Our writer Richard Fitzpatrick was quick out of the starting blocks to laud the 30th anniversary of what may have been the greatest Irish sitcom of all time.

Mrs Brown’s Boys has its supporters. Modern viewers will champion Derry Girls and Bad Sisters. Those with a taste for unconstructed retro will shout out for the late '60s reign of Me Mammy.

There are people who will go to the stake for Ballykissangel. There are even those who claim Fleabag as Irish because of the centrality to the plot of Andrew Scott’s “hot priest”.

But it is difficult to see beyond the claims of Father Ted, with its other main characters Ted, Dougal, Jack, and Mrs Doyle, who first brought us their tales from Craggy Island in April 1995.

The creators of the series, which ran for 25 episodes, were Graham Linehan and Arthur Mathews, who met while working on Hot Press magazine. They said the basic premise was to answer the question: “What do priests do during the week when they’re not in church?”

Finding out has produced some of the most brilliant and imaginative writing in the comedy canon, which sadly ended when the show’s star, Dermot Morgan, died after suffering a heart attack, aged 45, the day after filming wrapped for the third and final series.

Sorely missed, but not forgotten. We wonder what Ted would make of the modern world of 2025? Down with this sort of thing, to be sure.

Every freedom has limits 

Consumers who like to post waspish comments online about services and goods with which they are dissatisfied have good reason to think twice after a ruling in Ireland’s High Court this week.

A judge ordered a man to pay €40,000 damages after he submitted defamatory comments about a plumbing firm to the Trustpilot platform which says it provides “real reviews by real people”.

Trustpilot is popular. Its 2024 ‘Transparency Report’ notes that 53m reviews were published in 2023, a 17% increase year-on-year.

At the same time, 3.3m “fake” reviews were withdrawn, an extraction rate of 6%.

Just over eight out of 10 of those decisions were made by automated technology with the others requiring “specialist” intervention, by which we suppose they mean human beings.

In this case it was four comments posted in February 2022 which led to the Four Courts. An aggrieved customer described a company as “con men”, “gangsters”, “rogue traders”, and “cowboys.”

Such accusations might be expected to catch the attention of even the most junior of paralegals. Two were removed after 24 hours and two were removed after four days.
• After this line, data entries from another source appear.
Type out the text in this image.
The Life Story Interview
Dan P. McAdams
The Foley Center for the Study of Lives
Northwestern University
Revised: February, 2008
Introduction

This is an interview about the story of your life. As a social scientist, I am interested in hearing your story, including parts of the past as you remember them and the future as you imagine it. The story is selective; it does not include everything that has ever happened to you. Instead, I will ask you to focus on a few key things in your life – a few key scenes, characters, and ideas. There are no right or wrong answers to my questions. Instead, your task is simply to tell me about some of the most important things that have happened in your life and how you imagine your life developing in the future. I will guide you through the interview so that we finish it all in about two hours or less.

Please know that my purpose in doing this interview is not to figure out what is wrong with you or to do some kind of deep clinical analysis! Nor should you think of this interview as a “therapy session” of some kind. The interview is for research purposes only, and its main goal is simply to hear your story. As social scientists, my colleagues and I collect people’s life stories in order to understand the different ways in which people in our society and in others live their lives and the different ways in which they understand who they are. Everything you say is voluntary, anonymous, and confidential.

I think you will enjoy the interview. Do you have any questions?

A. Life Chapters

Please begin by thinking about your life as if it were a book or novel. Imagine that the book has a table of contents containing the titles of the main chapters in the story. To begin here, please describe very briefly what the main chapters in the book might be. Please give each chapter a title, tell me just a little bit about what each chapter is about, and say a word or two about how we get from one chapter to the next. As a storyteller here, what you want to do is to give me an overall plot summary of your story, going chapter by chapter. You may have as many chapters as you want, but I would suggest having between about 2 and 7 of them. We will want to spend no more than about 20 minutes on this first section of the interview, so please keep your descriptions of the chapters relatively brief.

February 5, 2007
Venting his opinion cost this customer €40,000 (before costs), thus illustrating common misconceptions about the place of free speech in our society.
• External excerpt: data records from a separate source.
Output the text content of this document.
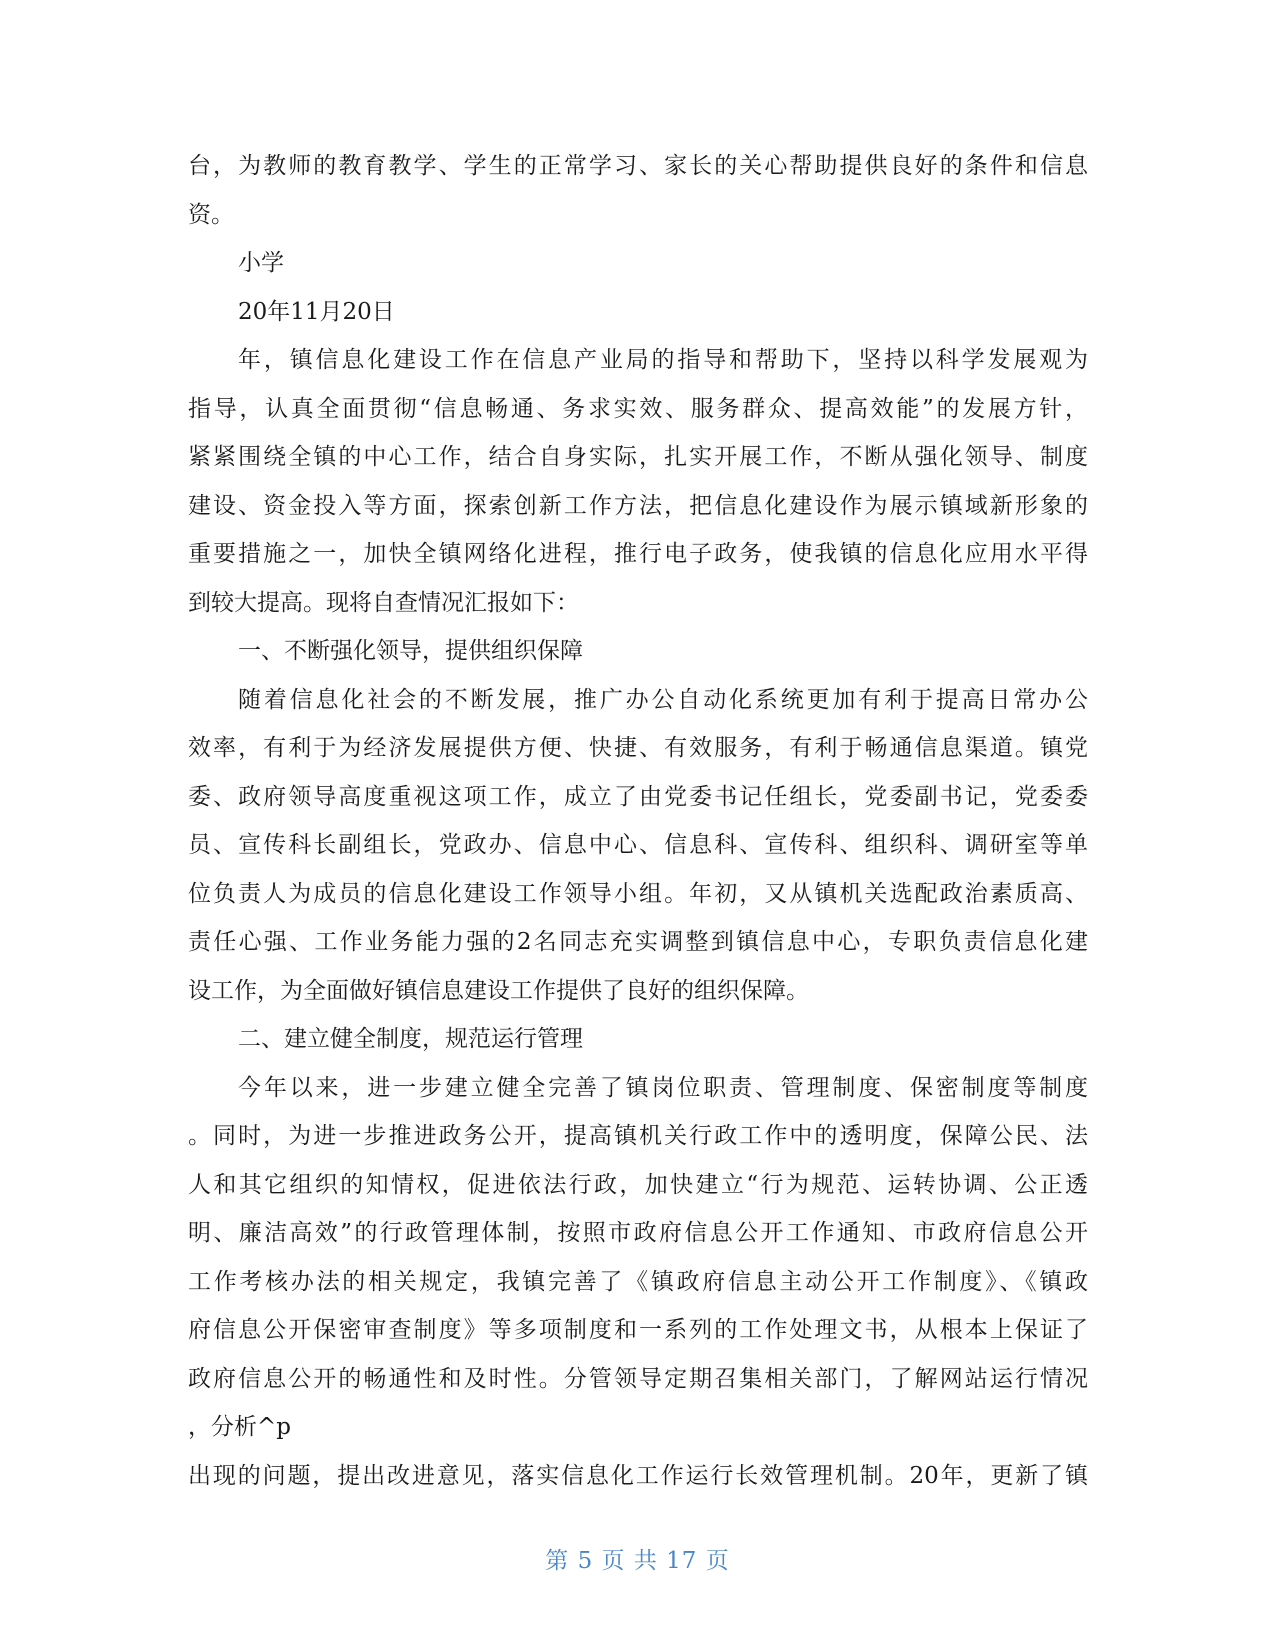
台，为教师的教育教学、学生的正常学习、家长的关心帮助提供良好的条件和信息
资。
小学
20年11月20日
年，镇信息化建设工作在信息产业局的指导和帮助下，坚持以科学发展观为
指导，认真全面贯彻“信息畅通、务求实效、服务群众、提高效能”的发展方针，
紧紧围绕全镇的中心工作，结合自身实际，扎实开展工作，不断从强化领导、制度
建设、资金投入等方面，探索创新工作方法，把信息化建设作为展示镇域新形象的
重要措施之一，加快全镇网络化进程，推行电子政务，使我镇的信息化应用水平得
到较大提高。现将自查情况汇报如下：
一、不断强化领导，提供组织保障
随着信息化社会的不断发展，推广办公自动化系统更加有利于提高日常办公
效率，有利于为经济发展提供方便、快捷、有效服务，有利于畅通信息渠道。镇党
委、政府领导高度重视这项工作，成立了由党委书记任组长，党委副书记，党委委
员、宣传科长副组长，党政办、信息中心、信息科、宣传科、组织科、调研室等单
位负责人为成员的信息化建设工作领导小组。年初，又从镇机关选配政治素质高、
责任心强、工作业务能力强的2名同志充实调整到镇信息中心，专职负责信息化建
设工作，为全面做好镇信息建设工作提供了良好的组织保障。
二、建立健全制度，规范运行管理
今年以来，进一步建立健全完善了镇岗位职责、管理制度、保密制度等制度
。同时，为进一步推进政务公开，提高镇机关行政工作中的透明度，保障公民、法
人和其它组织的知情权，促进依法行政，加快建立“行为规范、运转协调、公正透
明、廉洁高效”的行政管理体制，按照市政府信息公开工作通知、市政府信息公开
工作考核办法的相关规定，我镇完善了《镇政府信息主动公开工作制度》、《镇政
府信息公开保密审查制度》等多项制度和一系列的工作处理文书，从根本上保证了
政府信息公开的畅通性和及时性。分管领导定期召集相关部门，了解网站运行情况
，分析^p
出现的问题，提出改进意见，落实信息化工作运行长效管理机制。20年，更新了镇
第 5 页 共 17 页
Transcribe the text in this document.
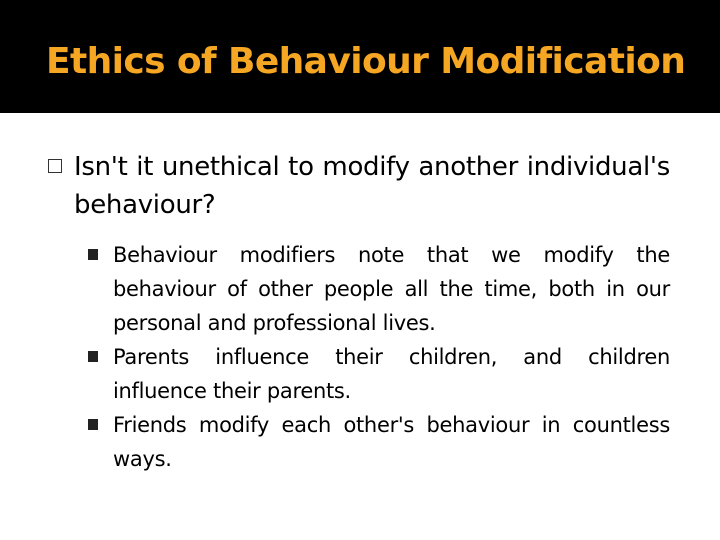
Ethics of Behaviour Modification
Isn't it unethical to modify another individual's behaviour?
Behaviour modifiers note that we modify the behaviour of other people all the time, both in our personal and professional lives.
Parents influence their children, and children influence their parents.
Friends modify each other's behaviour in countless ways.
The judge, contemplating the guidelines laid down by the Supreme Court, said he considered it to be in the “moderate” category of seriousness of defamation.
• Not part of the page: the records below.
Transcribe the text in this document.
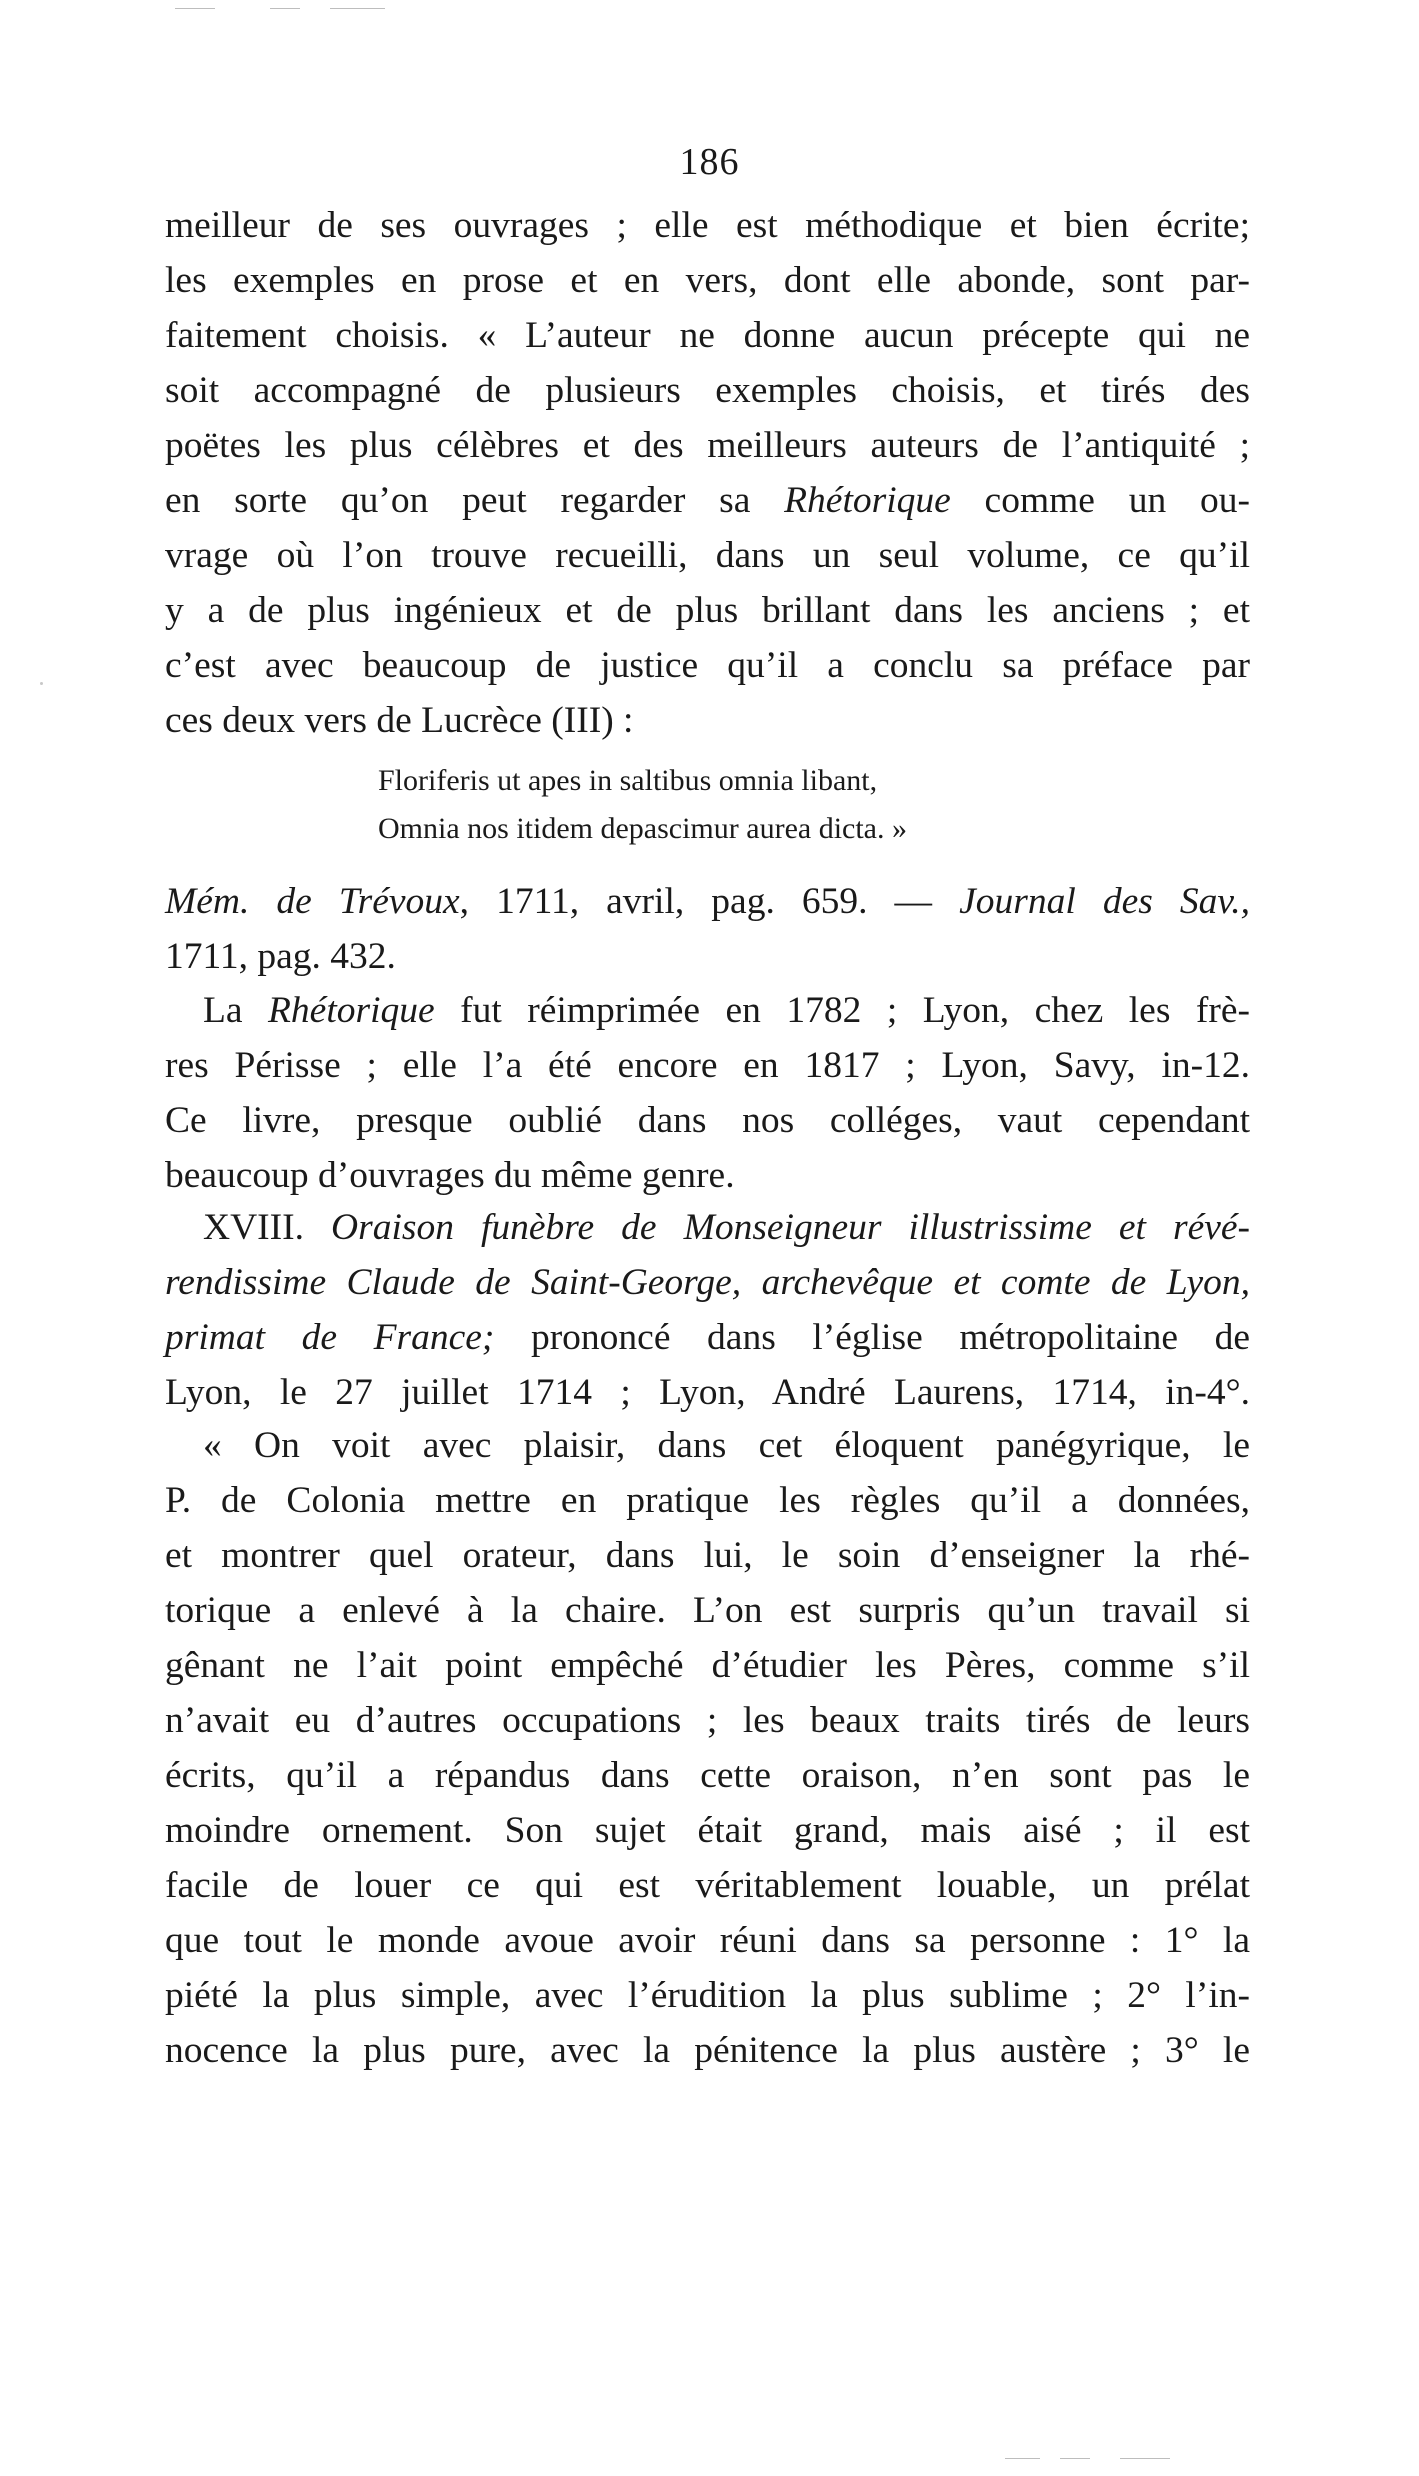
186
meilleur de ses ouvrages ; elle est méthodique et bien écrite;
les exemples en prose et en vers, dont elle abonde, sont par-
faitement choisis. « L’auteur ne donne aucun précepte qui ne
soit accompagné de plusieurs exemples choisis, et tirés des
poëtes les plus célèbres et des meilleurs auteurs de l’antiquité ;
en sorte qu’on peut regarder sa Rhétorique comme un ou-
vrage où l’on trouve recueilli, dans un seul volume, ce qu’il
y a de plus ingénieux et de plus brillant dans les anciens ; et
c’est avec beaucoup de justice qu’il a conclu sa préface par
ces deux vers de Lucrèce (III) :
Floriferis ut apes in saltibus omnia libant,
Omnia nos itidem depascimur aurea dicta. »
Mém. de Trévoux, 1711, avril, pag. 659. — Journal des Sav.,
1711, pag. 432.
La Rhétorique fut réimprimée en 1782 ; Lyon, chez les frè-
res Périsse ; elle l’a été encore en 1817 ; Lyon, Savy, in-12.
Ce livre, presque oublié dans nos colléges, vaut cependant
beaucoup d’ouvrages du même genre.
XVIII. Oraison funèbre de Monseigneur illustrissime et révé-
rendissime Claude de Saint-George, archevêque et comte de Lyon,
primat de France; prononcé dans l’église métropolitaine de
Lyon, le 27 juillet 1714 ; Lyon, André Laurens, 1714, in-4°.
« On voit avec plaisir, dans cet éloquent panégyrique, le
P. de Colonia mettre en pratique les règles qu’il a données,
et montrer quel orateur, dans lui, le soin d’enseigner la rhé-
torique a enlevé à la chaire. L’on est surpris qu’un travail si
gênant ne l’ait point empêché d’étudier les Pères, comme s’il
n’avait eu d’autres occupations ; les beaux traits tirés de leurs
écrits, qu’il a répandus dans cette oraison, n’en sont pas le
moindre ornement. Son sujet était grand, mais aisé ; il est
facile de louer ce qui est véritablement louable, un prélat
que tout le monde avoue avoir réuni dans sa personne : 1° la
piété la plus simple, avec l’érudition la plus sublime ; 2° l’in-
nocence la plus pure, avec la pénitence la plus austère ; 3° le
The Trustpilot case was far from being the only eye-catching libel encounter this week.

In a claim which might have come straight from the pages of the author AP Herbert, lawyers swapped arguments in what could be known as The Case of the Christian Louboutin Shoes.

A mother and daughter lost their defamation application for €75,000 after failing in an attempt to return footwear worth €675 without a receipt to the Brown Thomas shop on Grafton St.

The case turned on whether a Louboutin employee said the goods appeared to be “mock”, or not authentic, in the hearing of other shoppers, causing embarrassment to the two women.

The judge decided that the words were not uttered and threw out the cases with an order for costs against the mother and daughter.

These two disparate examples of the perils of reputational conflict before judges come after the appointment of barrister and Fianna Fáil TD Jim O’Callaghan as minister with the tough and reforming brief for justice, home affairs, and migration in the new Government.

Previously, as a backbencher, Mr O’Callaghan had criticised the proposal in the Defamation Bill to abolish juries for libel actions.

That bill failed to pass into legislation because of the election campaign but is now said to be “a priority”. Mr O’Callaghan affirms it will be passed without significant amendments.

That is all to the good. Juries usually like to disproportionately punish traditional publishers on the false assumption that they have deep pockets and wide reach, a belief 30 years out of date.

Its overall consequence is to chill the very freedom that so many citizens say they value.